Para muchos fue curiosa la vehemencia inicial con que José Miguel Insulza, el Secretario General de la OEA, tipificó como golpe de Estado al golpe de Estado en Honduras. Como si fuera posible ponerlo en duda.
Quizás él no sospechó, entonces, que la conmoción ante la remoción -casi quirúrgica- del Presidente Manuel Zelaya reflejaba la gran paradoja latinoamericana de nuestro tiempo: estadísticamente hablando, hoy es más fácil socavar una democracia desde dentro, con el modelo y la ayuda del Presidente venezolano Hugo Chávez, que derribarla con la metodología armada tradicional.
El tema de fondo, por tanto, no fue si se trataba o no de un golpe, sino de dos incapacidades vinculadas: la de Zelaya, para aplicar la línea estratégica de Chávez y la de sus opositores, para frenar su chavismo desde las instituciones.
Visto así, el golpe hondureño será un hito respecto al futuro de la intervención chavista y al rol de la OEA en cuanto guardiana de la democracia representativa en América Latina. Sobre lo primero, si el país reanuda su camino institucional, con o sin reinstalación de Zelaya, quedará a firme la percepción de que, para preservar la posibilidad de alternancia, excusables son los golpes de Estado preventivos. Algo que recuerda demasiado la lógica perversa de la guerra fría, respecto a los tolerables dictadores anticomunistas.
Sobre lo segundo, la cantidad de Presidentes autoconvertidos en mandatarios irrevocables, sumada a la de aquellos que no pudieron terminar su mandato, demuestra que la OEA tendrá que redefinir sus funciones, para no quedar entre tres fuegos: el de los Presidentes que socavan la democracia sin golpes, el de quienes inducen la ingobernabilidad para deponer a los Presidentes y el de quienes defienden el statu quo a golpe de golpes contra los Presidentes.
Según lo expresado, la democracia regional vive un momento crítico, ante el cual no cabe la autocomplacencia por algún momento electoral razonablemente pacífico.

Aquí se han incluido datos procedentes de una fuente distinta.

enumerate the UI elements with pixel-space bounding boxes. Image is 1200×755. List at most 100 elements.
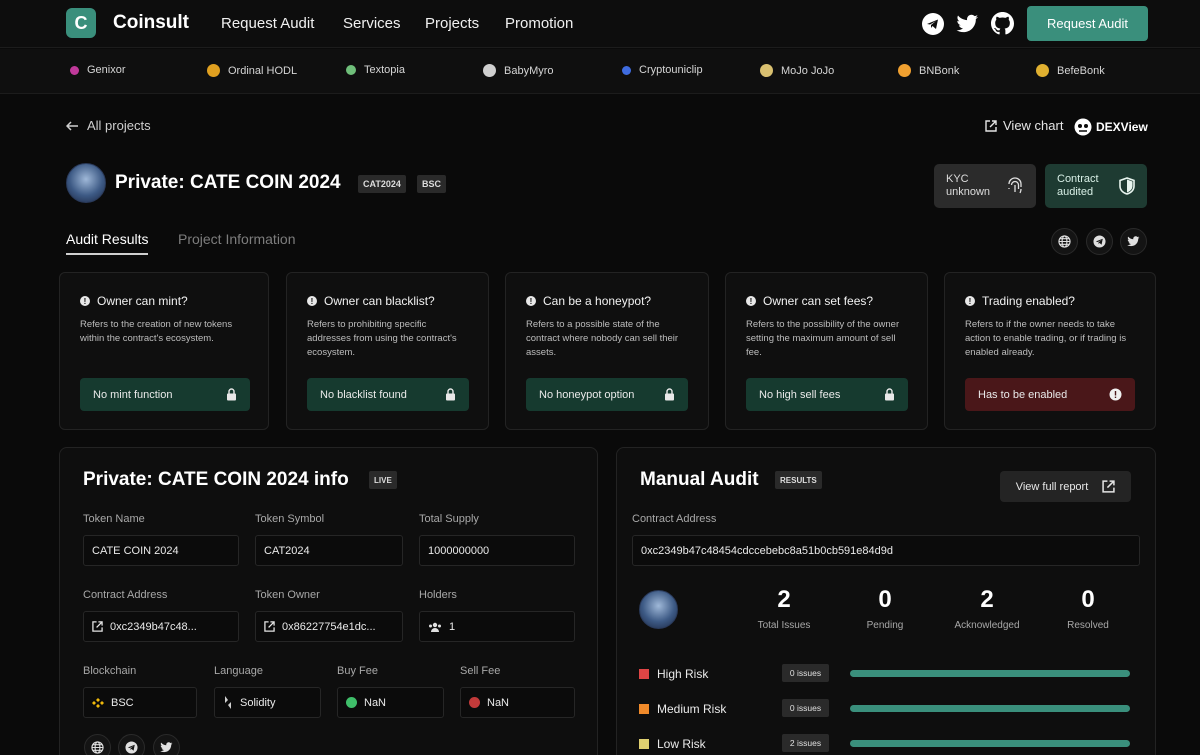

Es bueno recordar, por lo mismo, que la Carta Democrática Interamericana es más compleja de lo que parece. De partida, porque vincula su objetivo con la mantención de la paz y la seguridad del continente y porque llama a “promover y consolidar la democracia representativa dentro del respeto al principio de no intervención” (artículo 2).
Así, o la OEA desaparece en cuanto actor democrático multilateral o complejiza su rol político. Esto, pues ya no bastará con velar por la sucesión regular de los jefes de Estado. Además, tendrá que velar por la preservación de los sistemas de pesos y contrapesos que garantizan la alternancia, denunciar la ingerencia foránea en los procesos políticos de cada país y llamar al debido escándalo ante los alardes mediático-militaristas de quien ordena, ante la televisión, poner tropas en sus fronteras o llama a la guerra civil en otro país.